Callebaut, with the purchase of Petra, is now the worlds largest grinder - all of their beans can't be flavor grade 8-)   It's always either the beans, the process, or the storage 8-)

Askinosie presses their own cocoa butter and they use it in their chocolate.  I agree that to be strictly origin chocolate that the cocoa butter should come from the same origin as the cacao.  So for those who add cocoa butter, maybe only Askinosie is truly single origin.

One chocolate maker I know recently said that, in his opinion, to be truly single origin then even the sugar should come from the same source.  But that may be going too far.  If that were the case then then no company would be able to call themselves single origin.

Why not? Sugar cane grows in huge quantities in central america and the carribean; palm sugar in africa and asia, etc. I've seen cows on every continent except Antarctica, and soybeans are one of the most abundant crops on the planet (lecithin).  I bet you could even get an orchid to grow in la republica dominicana and harvest some vanilla, although i've never looked for one there 8)

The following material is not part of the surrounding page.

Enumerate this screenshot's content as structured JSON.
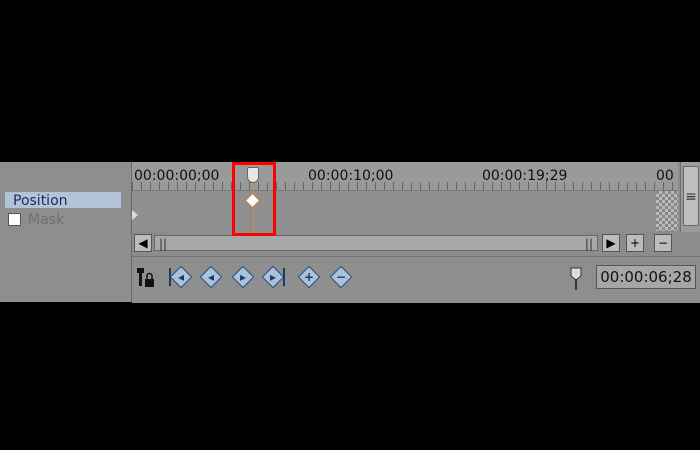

That is perhaps going too far.  But I am not happy to buy a 75% Single Origin bar, if only 40% is actually cocoa mass from the land in question and 35% cocoa butter...unspecified.

I would like to see the actual percentages of cocoa mass, sugar, cocoa butter etc. And if the cocoa butter is not from the same origin, I would like to know.

Personally I cannot understand, yet, why extra cocoa butter would be added.

We add cocoa butter in small quantities to our chocolate because we feel it brings out more of the flavors we are seeking. In addition it makes tempering much easier.

This is an interesting thread, and I'd like to add my two bits...


There has been no mention yet of deodorized, or non-deodorized cocoa butter.  Sebastian would know better, but my understanding is that most of the cocoa butter used today in chocolate is deodorized, because most of it is made from cocoa beans that nobody would really want made into chocolate and by itself smells horrible. 


If in fact the cocoa butter IS deodorized, then origin is for the most part irrelevant as the cocoa butter is used solely for it's fluidity and crystalization properties.  It in essence then brings absolutely nothing to the chocolate in the way of flavour.


I read in here that Askinosie makes their own cocoa butter.  Interesting indeed.  Is it made in the US, or at origin?  I would certainly like to do some financial costing on THAT cocoa butter if it's made in the US!  Well.... No... Not really.  Paying a high price for, the beans and their import costs - all by weight - only to press out the fat and leaving 60% of the bean as waste doesn't seem viable to me unless they are doing it to make their own cocoa powder, which in that case would make sense.  Sometimes I wish I could make my own cocoa powder.


Anyway, given the typical uses for cocoa butter, and the source of the cocoa butter it does make sense that there is very little single origin cocoa butter around.